Now get your graph plans out to start penciling in plant placement that will help you figure out how many plants to buy. Put your major trees in first, just like you will when you plant, then shrubs. Pencil in circles as large as the mature size of the plant, which will take several seasons but will go by faster than you think. For trees, use a small circle for the trunk, a dotted line circle for the full width of the foliage. Then add the small shrubs, perennials and bulbs, and do also note any annuals you have planned. Annuals can be easily added, changed and deleted every year. Allow room to access the plants for pruning, fertilizing and deadheading. Most likely your original plan layout and the plant ideas you have won’t work together perfectly at first. Adjusting your plans with an eraser is much better than having to move or waste plants, edging, or pavers. You may have to either expand some planting areas or eliminate some plants. But try to give your favorite things a reserved and prominent placement in the plan, adjusting the supporting plants. When you are happy with the design and layout, go out and mark everything out in the landscape. If you are landscaping a large area, don’t feel you need to do it all at once. Break the job down to manageable parts and work on it at your leisure. Measure and check to make sure you are transferring fairly accurately. There are a few ways of marking your property. Straight lines should be marked using stakes at the corners and angles, the tie string between them. Curving lines are easiest to lay out using a garden hose that will flex and curve any way you need it to. You will also want a can of marking spray paint (check at your garden store) to paint your curves into the grass or dirt when you are satisfied. Then spray circles in just like you penciled in on your plan. The transferring process will probably reveal some flaws, correcting them now is easy. Correcting midway through edging installation or planting is very frustrating.
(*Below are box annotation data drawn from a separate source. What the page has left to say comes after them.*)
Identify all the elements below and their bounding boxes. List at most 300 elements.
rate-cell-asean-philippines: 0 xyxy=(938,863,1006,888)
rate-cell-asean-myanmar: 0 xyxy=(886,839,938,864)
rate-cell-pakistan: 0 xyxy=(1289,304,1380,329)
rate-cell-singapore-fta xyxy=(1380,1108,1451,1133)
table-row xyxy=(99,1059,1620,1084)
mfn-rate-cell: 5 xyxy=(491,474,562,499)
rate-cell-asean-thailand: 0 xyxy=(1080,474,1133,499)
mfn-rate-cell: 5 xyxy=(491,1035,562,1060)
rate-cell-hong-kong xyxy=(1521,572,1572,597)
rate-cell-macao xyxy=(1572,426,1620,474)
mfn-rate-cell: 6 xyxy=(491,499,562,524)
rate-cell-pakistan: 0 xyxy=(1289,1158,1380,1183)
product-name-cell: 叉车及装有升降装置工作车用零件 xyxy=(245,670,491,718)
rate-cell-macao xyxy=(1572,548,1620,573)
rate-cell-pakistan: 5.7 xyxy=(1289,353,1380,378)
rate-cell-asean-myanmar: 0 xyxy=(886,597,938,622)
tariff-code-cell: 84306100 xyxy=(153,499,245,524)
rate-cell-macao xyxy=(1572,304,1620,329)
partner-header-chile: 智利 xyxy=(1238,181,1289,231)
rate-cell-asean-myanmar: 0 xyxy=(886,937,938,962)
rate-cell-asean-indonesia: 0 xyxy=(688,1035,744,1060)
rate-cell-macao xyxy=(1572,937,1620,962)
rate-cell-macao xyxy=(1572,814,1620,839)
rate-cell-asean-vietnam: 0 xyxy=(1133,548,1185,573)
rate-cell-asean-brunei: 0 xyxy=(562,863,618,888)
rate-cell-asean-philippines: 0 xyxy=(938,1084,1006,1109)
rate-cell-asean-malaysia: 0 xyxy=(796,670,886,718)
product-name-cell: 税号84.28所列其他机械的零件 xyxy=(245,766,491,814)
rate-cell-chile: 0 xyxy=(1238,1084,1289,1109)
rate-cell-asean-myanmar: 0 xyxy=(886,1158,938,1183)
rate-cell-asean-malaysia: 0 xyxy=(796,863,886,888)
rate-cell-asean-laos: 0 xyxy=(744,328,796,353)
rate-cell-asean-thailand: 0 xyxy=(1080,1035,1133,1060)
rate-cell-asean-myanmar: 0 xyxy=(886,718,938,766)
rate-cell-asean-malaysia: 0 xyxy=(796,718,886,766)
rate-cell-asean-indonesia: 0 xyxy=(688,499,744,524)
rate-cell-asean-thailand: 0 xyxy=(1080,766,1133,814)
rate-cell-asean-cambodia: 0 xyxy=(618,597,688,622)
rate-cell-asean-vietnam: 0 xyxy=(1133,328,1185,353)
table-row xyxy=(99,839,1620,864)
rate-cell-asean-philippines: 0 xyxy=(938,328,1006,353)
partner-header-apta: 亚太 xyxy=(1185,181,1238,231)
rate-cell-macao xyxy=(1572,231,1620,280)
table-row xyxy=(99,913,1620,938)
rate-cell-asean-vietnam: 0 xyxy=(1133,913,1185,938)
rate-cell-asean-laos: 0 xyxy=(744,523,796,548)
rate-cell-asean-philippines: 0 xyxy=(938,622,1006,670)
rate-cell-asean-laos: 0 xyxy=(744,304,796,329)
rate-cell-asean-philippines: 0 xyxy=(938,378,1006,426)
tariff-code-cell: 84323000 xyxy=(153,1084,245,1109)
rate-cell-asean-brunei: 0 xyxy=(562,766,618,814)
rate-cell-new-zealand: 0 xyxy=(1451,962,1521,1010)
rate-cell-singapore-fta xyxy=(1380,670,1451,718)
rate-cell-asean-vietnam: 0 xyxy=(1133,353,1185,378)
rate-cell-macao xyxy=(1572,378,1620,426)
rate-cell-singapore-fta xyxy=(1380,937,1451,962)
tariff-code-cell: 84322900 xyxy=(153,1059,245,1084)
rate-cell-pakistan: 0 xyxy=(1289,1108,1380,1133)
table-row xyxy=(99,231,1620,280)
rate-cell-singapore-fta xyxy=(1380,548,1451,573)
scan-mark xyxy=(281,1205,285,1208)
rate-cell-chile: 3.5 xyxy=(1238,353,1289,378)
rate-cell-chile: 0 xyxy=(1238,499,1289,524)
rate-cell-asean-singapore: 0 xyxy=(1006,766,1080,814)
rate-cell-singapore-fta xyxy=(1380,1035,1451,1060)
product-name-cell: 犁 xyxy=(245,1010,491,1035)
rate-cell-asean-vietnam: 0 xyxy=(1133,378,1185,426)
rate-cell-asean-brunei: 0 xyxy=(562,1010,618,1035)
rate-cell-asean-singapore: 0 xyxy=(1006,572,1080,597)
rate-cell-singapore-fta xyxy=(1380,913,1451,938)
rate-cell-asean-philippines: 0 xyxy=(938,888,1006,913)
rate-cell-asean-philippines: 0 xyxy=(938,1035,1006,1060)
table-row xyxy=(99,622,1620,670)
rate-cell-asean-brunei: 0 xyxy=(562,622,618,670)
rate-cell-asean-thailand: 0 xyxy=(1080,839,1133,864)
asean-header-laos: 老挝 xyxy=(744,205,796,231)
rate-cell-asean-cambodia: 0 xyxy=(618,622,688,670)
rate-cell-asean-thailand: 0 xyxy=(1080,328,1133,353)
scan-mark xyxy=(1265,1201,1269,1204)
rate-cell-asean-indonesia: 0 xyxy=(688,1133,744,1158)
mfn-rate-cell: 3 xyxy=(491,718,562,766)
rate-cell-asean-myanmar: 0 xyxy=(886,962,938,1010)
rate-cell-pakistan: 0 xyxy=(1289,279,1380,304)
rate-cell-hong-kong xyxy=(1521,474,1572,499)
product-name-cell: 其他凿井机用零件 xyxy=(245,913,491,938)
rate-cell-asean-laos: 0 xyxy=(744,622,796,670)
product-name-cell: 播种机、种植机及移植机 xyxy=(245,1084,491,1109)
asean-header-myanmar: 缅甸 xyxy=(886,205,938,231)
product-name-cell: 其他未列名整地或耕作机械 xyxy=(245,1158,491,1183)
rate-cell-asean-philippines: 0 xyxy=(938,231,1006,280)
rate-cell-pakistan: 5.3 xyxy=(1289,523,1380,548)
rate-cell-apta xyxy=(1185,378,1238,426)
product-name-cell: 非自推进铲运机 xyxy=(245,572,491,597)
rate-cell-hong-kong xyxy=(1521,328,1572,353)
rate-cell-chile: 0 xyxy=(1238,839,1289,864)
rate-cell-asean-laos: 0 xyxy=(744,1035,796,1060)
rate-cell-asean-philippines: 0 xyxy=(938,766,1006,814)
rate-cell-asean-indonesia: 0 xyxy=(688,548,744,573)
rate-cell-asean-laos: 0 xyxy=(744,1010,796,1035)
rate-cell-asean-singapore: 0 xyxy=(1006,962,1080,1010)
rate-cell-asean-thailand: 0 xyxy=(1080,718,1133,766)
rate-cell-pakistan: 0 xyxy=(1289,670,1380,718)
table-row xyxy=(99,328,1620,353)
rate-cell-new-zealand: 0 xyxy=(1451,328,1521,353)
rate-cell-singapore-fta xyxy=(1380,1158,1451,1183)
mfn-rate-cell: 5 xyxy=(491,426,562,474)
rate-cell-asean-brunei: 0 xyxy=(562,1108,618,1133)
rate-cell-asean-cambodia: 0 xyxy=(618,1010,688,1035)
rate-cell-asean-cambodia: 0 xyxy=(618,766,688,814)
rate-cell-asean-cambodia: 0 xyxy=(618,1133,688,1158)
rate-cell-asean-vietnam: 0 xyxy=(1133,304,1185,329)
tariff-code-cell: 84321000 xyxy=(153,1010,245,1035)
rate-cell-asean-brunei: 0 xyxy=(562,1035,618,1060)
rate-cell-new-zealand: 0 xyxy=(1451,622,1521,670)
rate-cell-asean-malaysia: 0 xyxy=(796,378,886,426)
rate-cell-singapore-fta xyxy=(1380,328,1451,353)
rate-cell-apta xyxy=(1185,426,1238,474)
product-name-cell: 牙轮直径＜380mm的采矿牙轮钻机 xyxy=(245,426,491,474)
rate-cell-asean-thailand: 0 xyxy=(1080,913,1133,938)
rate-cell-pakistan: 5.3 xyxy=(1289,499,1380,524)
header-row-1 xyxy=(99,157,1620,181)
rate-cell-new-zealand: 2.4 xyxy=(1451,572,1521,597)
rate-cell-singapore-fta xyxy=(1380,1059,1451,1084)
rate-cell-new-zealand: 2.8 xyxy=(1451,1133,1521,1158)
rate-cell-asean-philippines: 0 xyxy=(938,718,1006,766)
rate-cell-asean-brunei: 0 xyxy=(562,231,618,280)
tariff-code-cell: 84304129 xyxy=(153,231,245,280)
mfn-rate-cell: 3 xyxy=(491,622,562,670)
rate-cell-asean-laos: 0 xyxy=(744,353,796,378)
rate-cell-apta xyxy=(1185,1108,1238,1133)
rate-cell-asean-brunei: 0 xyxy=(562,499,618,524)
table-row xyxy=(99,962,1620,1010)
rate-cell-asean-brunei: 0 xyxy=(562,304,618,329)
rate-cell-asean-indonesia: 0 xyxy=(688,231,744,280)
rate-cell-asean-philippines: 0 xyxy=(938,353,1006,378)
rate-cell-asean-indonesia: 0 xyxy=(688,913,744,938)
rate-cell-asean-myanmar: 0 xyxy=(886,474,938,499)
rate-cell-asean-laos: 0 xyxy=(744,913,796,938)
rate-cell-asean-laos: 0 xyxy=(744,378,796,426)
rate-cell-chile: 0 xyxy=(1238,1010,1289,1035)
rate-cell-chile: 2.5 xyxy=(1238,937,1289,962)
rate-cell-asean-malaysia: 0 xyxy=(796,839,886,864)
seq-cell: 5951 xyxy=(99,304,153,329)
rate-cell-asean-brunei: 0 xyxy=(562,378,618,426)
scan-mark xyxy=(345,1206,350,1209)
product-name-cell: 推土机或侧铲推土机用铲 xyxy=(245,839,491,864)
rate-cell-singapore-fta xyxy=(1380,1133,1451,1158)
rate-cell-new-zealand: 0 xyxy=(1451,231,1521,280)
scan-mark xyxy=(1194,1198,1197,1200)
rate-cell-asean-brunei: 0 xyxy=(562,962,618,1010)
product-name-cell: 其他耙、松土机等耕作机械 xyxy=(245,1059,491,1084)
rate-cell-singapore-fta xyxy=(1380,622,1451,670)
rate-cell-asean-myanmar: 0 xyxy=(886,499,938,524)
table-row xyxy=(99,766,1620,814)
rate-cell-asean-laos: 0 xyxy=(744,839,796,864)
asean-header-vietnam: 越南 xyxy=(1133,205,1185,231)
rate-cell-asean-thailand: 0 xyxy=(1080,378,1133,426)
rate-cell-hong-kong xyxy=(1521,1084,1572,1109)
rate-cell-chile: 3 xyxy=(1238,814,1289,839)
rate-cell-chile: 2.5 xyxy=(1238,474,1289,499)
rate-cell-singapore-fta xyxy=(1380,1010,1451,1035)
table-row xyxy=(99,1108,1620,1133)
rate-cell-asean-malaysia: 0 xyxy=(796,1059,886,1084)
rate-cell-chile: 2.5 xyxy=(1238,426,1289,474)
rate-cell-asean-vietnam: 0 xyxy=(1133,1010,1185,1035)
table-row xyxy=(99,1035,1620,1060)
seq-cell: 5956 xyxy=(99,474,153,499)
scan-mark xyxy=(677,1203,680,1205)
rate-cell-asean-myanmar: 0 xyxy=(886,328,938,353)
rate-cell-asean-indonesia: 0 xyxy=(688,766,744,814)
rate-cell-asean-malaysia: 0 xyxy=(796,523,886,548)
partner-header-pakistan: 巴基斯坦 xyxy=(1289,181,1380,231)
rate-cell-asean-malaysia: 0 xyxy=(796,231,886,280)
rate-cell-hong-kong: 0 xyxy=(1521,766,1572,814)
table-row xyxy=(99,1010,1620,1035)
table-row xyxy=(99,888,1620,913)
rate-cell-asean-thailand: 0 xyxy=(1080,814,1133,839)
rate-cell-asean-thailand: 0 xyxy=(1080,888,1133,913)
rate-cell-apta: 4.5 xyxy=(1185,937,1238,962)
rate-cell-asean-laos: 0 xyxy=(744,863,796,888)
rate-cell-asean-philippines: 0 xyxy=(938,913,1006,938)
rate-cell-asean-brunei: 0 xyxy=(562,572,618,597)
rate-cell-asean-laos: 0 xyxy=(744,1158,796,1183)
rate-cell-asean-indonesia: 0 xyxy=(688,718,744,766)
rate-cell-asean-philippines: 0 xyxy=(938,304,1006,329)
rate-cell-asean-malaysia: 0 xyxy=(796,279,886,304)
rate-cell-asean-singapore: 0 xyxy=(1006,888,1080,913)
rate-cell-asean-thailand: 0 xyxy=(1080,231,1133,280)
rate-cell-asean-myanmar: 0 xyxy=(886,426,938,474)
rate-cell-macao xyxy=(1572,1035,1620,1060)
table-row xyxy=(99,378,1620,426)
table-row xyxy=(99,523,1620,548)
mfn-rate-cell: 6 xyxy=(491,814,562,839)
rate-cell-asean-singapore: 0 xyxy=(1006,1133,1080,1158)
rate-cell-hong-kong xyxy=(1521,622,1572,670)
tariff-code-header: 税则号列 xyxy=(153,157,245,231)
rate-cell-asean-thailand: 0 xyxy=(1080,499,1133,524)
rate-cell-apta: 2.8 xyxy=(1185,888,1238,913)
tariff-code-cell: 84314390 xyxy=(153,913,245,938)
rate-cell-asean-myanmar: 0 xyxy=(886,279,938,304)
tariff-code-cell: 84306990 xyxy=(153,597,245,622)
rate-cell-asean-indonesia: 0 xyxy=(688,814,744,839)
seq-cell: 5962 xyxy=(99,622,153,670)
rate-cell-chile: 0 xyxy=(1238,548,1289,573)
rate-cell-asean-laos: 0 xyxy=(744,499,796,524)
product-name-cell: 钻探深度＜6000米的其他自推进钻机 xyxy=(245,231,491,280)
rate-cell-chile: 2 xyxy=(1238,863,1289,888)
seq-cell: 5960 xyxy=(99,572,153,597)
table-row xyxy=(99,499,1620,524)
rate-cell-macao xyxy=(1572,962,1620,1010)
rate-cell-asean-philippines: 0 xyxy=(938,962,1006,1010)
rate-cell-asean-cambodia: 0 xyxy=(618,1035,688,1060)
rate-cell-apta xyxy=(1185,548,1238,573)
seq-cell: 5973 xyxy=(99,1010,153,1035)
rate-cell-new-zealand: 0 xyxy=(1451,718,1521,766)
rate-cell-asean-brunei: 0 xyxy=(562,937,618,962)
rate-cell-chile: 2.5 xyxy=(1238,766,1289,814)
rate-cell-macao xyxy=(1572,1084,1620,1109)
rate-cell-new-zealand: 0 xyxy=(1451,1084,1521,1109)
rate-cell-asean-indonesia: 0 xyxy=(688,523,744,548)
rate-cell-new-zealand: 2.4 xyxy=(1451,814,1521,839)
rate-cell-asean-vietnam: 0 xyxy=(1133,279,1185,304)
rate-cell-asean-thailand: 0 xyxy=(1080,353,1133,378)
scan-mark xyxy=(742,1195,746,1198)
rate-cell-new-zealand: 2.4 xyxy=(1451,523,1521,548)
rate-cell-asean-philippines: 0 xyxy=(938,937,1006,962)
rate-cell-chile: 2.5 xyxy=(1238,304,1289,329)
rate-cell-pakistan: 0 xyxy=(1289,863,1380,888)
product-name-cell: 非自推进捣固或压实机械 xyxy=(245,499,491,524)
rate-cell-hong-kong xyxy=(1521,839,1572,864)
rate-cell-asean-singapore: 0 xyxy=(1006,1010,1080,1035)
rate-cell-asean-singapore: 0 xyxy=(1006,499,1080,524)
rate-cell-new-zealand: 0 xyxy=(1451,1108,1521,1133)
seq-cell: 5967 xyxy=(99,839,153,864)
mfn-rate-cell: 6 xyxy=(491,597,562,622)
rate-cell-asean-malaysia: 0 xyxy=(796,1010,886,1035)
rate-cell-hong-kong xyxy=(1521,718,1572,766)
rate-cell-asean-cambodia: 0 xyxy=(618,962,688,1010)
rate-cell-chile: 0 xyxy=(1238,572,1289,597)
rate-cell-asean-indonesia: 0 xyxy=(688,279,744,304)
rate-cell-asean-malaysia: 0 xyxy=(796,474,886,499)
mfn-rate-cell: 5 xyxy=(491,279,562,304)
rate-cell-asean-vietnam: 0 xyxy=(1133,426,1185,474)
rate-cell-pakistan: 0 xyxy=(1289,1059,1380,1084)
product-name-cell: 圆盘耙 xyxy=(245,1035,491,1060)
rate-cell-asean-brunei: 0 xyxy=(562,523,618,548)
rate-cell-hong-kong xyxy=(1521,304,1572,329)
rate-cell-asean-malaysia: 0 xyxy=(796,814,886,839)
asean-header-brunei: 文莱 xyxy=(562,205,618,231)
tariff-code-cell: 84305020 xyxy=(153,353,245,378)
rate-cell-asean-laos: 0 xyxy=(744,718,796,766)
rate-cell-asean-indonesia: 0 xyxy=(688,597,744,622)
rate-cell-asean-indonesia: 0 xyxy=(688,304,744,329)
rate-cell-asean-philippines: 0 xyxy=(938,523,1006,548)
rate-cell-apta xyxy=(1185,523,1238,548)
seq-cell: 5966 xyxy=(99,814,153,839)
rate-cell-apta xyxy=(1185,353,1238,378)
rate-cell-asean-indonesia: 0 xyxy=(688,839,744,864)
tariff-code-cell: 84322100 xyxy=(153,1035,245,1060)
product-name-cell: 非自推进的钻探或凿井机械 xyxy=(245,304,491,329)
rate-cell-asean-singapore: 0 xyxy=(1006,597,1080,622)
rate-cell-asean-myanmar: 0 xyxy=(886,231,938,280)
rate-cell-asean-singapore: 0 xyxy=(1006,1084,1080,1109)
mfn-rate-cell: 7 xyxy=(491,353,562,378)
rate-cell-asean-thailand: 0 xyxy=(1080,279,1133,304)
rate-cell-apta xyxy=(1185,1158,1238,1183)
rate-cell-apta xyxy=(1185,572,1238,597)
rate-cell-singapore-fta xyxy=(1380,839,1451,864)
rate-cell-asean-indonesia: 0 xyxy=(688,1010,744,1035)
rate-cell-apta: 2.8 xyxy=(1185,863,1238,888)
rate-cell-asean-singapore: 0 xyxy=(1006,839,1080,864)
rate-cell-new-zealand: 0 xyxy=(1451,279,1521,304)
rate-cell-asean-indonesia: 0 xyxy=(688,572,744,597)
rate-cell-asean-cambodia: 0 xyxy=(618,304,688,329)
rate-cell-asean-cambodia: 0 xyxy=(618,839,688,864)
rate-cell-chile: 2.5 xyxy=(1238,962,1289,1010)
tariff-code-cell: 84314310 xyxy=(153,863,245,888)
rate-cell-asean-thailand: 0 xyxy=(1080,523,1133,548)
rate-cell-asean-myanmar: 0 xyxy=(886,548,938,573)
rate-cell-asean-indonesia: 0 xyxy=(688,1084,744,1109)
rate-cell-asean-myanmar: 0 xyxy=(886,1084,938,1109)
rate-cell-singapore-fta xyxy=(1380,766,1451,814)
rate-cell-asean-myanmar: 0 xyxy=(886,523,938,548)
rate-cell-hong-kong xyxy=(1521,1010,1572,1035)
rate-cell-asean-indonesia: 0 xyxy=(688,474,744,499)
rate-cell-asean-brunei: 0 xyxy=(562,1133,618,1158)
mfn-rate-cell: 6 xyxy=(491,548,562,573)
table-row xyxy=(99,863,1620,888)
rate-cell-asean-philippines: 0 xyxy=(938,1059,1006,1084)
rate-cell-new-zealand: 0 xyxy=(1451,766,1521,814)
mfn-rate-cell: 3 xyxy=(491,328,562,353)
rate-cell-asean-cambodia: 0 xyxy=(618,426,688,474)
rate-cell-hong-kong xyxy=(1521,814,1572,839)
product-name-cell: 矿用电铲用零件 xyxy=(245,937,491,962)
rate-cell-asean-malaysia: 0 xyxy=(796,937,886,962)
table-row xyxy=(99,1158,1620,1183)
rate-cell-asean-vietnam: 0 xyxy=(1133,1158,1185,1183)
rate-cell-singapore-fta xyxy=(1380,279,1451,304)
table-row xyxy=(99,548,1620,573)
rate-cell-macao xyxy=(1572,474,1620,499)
The single most important thing to consider when selecting the individual plants in SUN and SOIL. If you do not select plants that will grow well with the available sun and unchangeable soil conditions, you will be starting over. Most flowering plants need full sun, which is 6 or more hours of direct sunlight between 9 am and 4 pm. Partial sun means 3-4 hours, and full shade is little or no direct sun. Many plants will also do well in between those categories, and their light requirements may be referred to as part shade; full to part shade; part sun to sun; or sun to full sun. Nearly all plants will thrive in moderately moist, well drained soil. Not many of us are lucky enough to have a property with soil that is naturally ideal. Sandy soil will not hold moisture, and clay soil take a very long time to dry out after rain, often remaining downright soggy. Although amending your soil is certainly possible, making a dramatic change, especially to large planting areas, is extremely labor intensive and costly. I absolutely recommend amending your soil in small areas, for example for a bed of roses, a vegetable garden, or for special plants. But it is best, even with amendments, to select plants that will grow well in the natural soil condition of your property.